On Sept. 3, Stern will let his photos do the bragging. That’s the day he turns 95. And he plans to donate 95 of his famous photos to the Veterans Home of California, where he lives. “Most of the walls here are bare, and my images may be an improvement,” he quips.
As a teen, Stern had worked as an apprentice in a New York photo studio and as a local police photographer, but got his baptism of fire, quite literally, at age 21, when he became a combat photographer in Darby’s Rangers during World War II, after convincing Col. William O. Darby to allow him to join. Stern was decorated with a Purple Heart for his services. “There were a lot of very ugly things during the war — and a lot of very beautiful things,” he recalls. “I photographed everything.”

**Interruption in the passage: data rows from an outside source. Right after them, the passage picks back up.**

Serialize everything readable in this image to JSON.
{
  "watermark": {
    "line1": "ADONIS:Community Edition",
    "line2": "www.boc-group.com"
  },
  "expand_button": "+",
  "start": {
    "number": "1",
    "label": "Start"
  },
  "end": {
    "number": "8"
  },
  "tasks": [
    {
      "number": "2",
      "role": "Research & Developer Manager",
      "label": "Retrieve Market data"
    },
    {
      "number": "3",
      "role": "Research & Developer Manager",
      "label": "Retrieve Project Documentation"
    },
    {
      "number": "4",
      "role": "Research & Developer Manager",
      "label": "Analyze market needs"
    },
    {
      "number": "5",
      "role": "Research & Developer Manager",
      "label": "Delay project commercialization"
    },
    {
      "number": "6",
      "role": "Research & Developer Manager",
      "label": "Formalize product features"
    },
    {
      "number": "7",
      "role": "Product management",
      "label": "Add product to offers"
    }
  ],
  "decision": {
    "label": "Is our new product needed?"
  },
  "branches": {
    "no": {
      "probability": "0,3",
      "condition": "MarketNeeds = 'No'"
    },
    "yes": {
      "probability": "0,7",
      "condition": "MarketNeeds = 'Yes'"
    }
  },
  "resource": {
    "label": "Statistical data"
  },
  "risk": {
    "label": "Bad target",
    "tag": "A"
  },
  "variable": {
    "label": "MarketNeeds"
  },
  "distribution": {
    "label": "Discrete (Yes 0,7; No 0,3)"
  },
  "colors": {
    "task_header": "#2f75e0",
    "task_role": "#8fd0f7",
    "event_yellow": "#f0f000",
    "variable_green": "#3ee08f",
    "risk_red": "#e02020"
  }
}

After the war, Stern contributed photo essays to Life magazine on postwar social rehabilitation. He also found himself in Hollywood, snapping shots of celebrities and working as a still cameraman on films such as “Guys and Dolls” and “Close Encounters of the Third Kind.”
One celebrity he didn’t photograph is the one he says he most wished he could have. “The one I most admired,” he explains, “Charlie Chaplin.”
These days, his shoots are easier to set up. He points to one of his most recent photos, and says with a smile, “This is Sadie, who’s 100 years old.”
He still wears a camera around his neck, though now he works with a digital model, and captures life around him from his wheelchair. “I call it shooting from the hip,” he says.